O medicamento, vendido no Brasil pela Takeda Pharma, é derivado da anfetamina e tem sido utilizado indevidamente para aumentar o foco e o desempenho no trabalho. Em reportagens publicadas por Veja São Paulo e Folha de S. Paulo, executivos da capital paulista contaram que tomam o remédio para aumentar a produtividade, melhorar o desempenho em reuniões importantes e aguentar as longas jornadas de trabalho.
Ainda de acordo com a Veja SP, o remédio, que é vendido sob prescrição médica de forma controlada, pode ser comprado sem receita em grupos de Telegram (aplicativo de mensagens instantâneas). Como consequência disso, houve uma disparada nas vendas entre agosto de 2020 e agosto de 2022: o número passou de 66.533 para 137.468 caixas vendidas anualmente no Brasil. Algumas farmácias, inclusive, tiveram falta do produto nos últimos meses.

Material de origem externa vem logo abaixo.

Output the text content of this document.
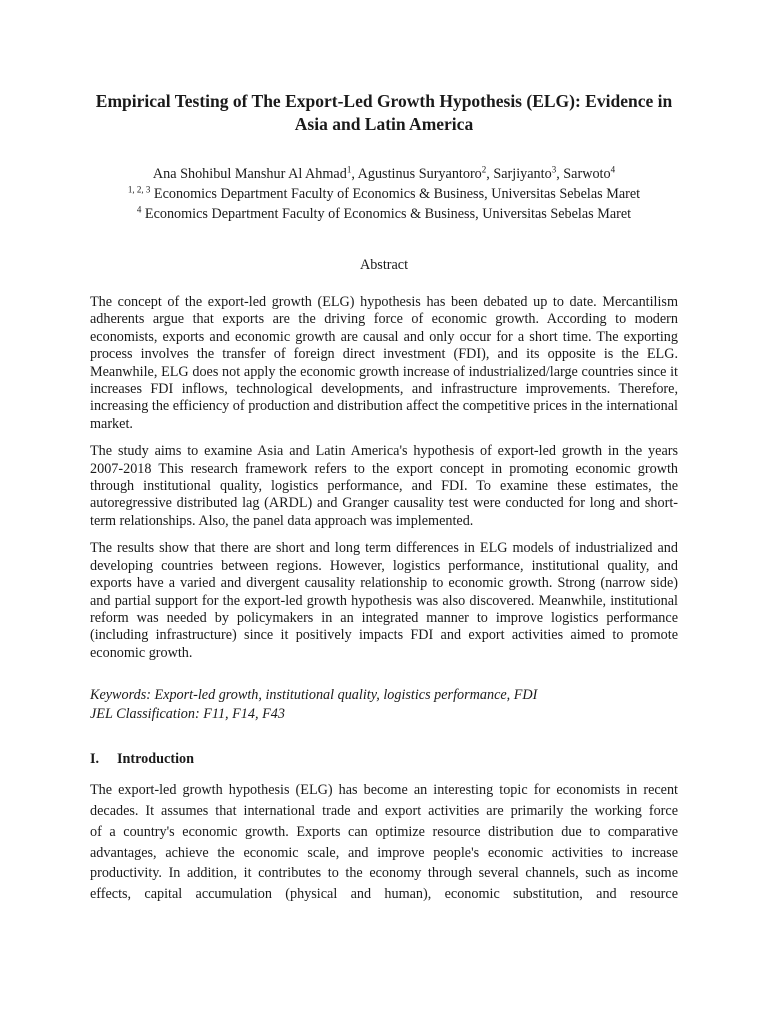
Empirical Testing of The Export-Led Growth Hypothesis (ELG): Evidence in
Asia and Latin America

Ana Shohibul Manshur Al Ahmad$^1$, Agustinus Suryantoro$^2$, Sarjiyanto$^3$, Sarwoto$^4$

$^{1, 2, 3}$ Economics Department Faculty of Economics & Business, Universitas Sebelas Maret

$^4$ Economics Department Faculty of Economics & Business, Universitas Sebelas Maret

Abstract

The concept of the export-led growth (ELG) hypothesis has been debated up to date. Mercantilism adherents argue that exports are the driving force of economic growth. According to modern economists, exports and economic growth are causal and only occur for a short time. The exporting process involves the transfer of foreign direct investment (FDI), and its opposite is the ELG. Meanwhile, ELG does not apply the economic growth increase of industrialized/large countries since it increases FDI inflows, technological developments, and infrastructure improvements. Therefore, increasing the efficiency of production and distribution affect the competitive prices in the international market.

The study aims to examine Asia and Latin America's hypothesis of export-led growth in the years 2007-2018 This research framework refers to the export concept in promoting economic growth through institutional quality, logistics performance, and FDI. To examine these estimates, the autoregressive distributed lag (ARDL) and Granger causality test were conducted for long and short-term relationships. Also, the panel data approach was implemented.

The results show that there are short and long term differences in ELG models of industrialized and developing countries between regions. However, logistics performance, institutional quality, and exports have a varied and divergent causality relationship to economic growth. Strong (narrow side) and partial support for the export-led growth hypothesis was also discovered. Meanwhile, institutional reform was needed by policymakers in an integrated manner to improve logistics performance (including infrastructure) since it positively impacts FDI and export activities aimed to promote economic growth.

Keywords: Export-led growth, institutional quality, logistics performance, FDI
JEL Classification: F11, F14, F43
I. Introduction
The export-led growth hypothesis (ELG) has become an interesting topic for economists in recent
decades. It assumes that international trade and export activities are primarily the working force
of a country's economic growth. Exports can optimize resource distribution due to comparative
advantages, achieve the economic scale, and improve people's economic activities to increase
productivity. In addition, it contributes to the economy through several channels, such as income
effects, capital accumulation (physical and human), economic substitution, and resource
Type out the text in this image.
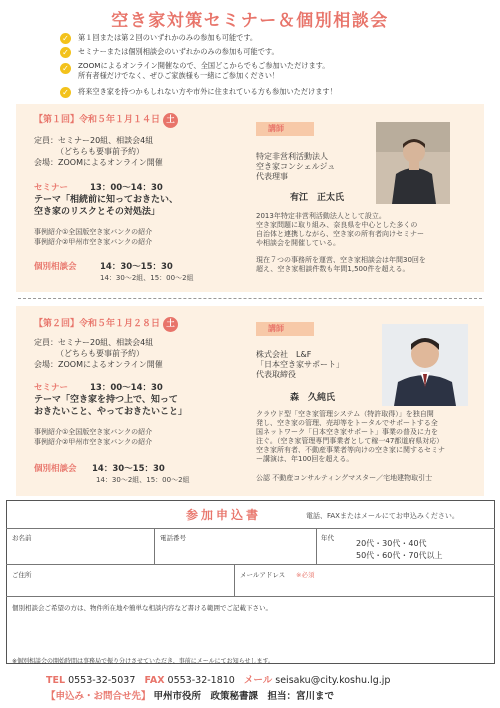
空き家対策セミナー＆個別相談会
✓ 第１回または第２回のいずれかのみの参加も可能です。
✓ セミナーまたは個別相談会のいずれかのみの参加も可能です。
✓ ZOOMによるオンライン開催なので、全国どこからでもご参加いただけます。
所有者様だけでなく、ぜひご家族様も一緒にご参加ください！
✓ 将来空き家を持つかもしれない方や市外に住まれている方も参加いただけます！
【第１回】令和５年１月１４日 土
定員：セミナー20組、相談会4組
（どちらも要事前予約）
会場：ZOOMによるオンライン開催
セミナー	13：00〜14：30
テーマ「相続前に知っておきたい、
空き家のリスクとその対処法」
事例紹介①全国版空き家バンクの紹介
事例紹介②甲州市空き家バンクの紹介
個別相談会	14：30〜15：30
14：30〜2組、15：00〜2組
講師
特定非営利活動法人
空き家コンシェルジュ
代表理事
有江　正太氏
2013年特定非営利活動法人として設立。
空き家問題に取り組み、奈良県を中心とした多くの
自治体と連携しながら、空き家の所有者向けセミナー
や相談会を開催している。
現在７つの事務所を運営、空き家相談会は年間30回を
超え、空き家相談件数も年間1,500件を超える。
【第２回】令和５年１月２８日 土
定員：セミナー20組、相談会4組
（どちらも要事前予約）
会場：ZOOMによるオンライン開催
セミナー	13：00〜14：30
テーマ「空き家を持つ上で、知って
おきたいこと、やっておきたいこと」
事例紹介①全国版空き家バンクの紹介
事例紹介②甲州市空き家バンクの紹介
個別相談会 14：30〜15：30
14：30〜2組、15：00〜2組
講師
株式会社　L&F
「日本空き家サポート」
代表取締役
森　久純氏
クラウド型「空き家管理システム（特許取得）」を独自開
発し、空き家の管理、売却等をトータルでサポートする全
国ネットワーク「日本空き家サポート」事業の普及に力を
注ぐ。（空き家管理専門事業者として稼一47都道府県対応）
空き家所有者、不動産事業者等向けの空き家に関するセミナ
ー講演は、年100回を超える。
公認 不動産コンサルティングマスター／宅地建物取引士
参加申込書	電話、FAXまたはメールにてお申込みください。
お名前	電話番号	年代
20代・30代・40代
50代・60代・70代以上
ご住所	メールアドレス ※必須
個別相談会ご希望の方は、物件所在地や簡単な相談内容など書ける範囲でご記載下さい。
※個別相談会の開始時間は事務局で振り分けさせていただき、事前にメールにてお知らせします。
TEL 0553-32-5037 FAX 0553-32-1810 メール seisaku@city.koshu.lg.jp
【申込み・お問合せ先】 甲州市役所　政策秘書課　担当：宮川まで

O problema é que o Venvanse, quando utilizado sem indicação médica específica, pode trazer sérios riscos à saúde, principalmente entre aqueles que fazem o uso por anos. Por isso, entenda mais sobre o assunto e descubra o que fazer se você ou alguém próximo utiliza o medicamento, mas não o está encontrando nas farmácias.
O que é Venvanse e como ele funciona?
O Venvanse é o nome comercial do dimesilato de lisdexanfetamina e é um medicamento psicoestimulante aprovado para o tratamento de TDAH e compulsão alimentar pela Anvisa desde 2010. Ele atua aumentando a disponibilidade de dopamina e noradrenalina no sistema nervoso central.
“O TDAH é conhecido na neurociência por demonstrar um desbalanço de estímulo de dopamina entre diferentes áreas do cérebro, como, por exemplo, o córtex frontal, que precisamos que seja bem ativado pela dopamina para manter a concentração, atenção, memória e cognição”, explica Carolina Hanna, psiquiatra do Hospital Sírio-Libanês.
“O medicamento atua aumentando a disponibilidade de dopamina e da noradrenalina para essas regiões, onde a pessoa com TDAH tem um déficit, tenham suas atividades otimizadas”, completa.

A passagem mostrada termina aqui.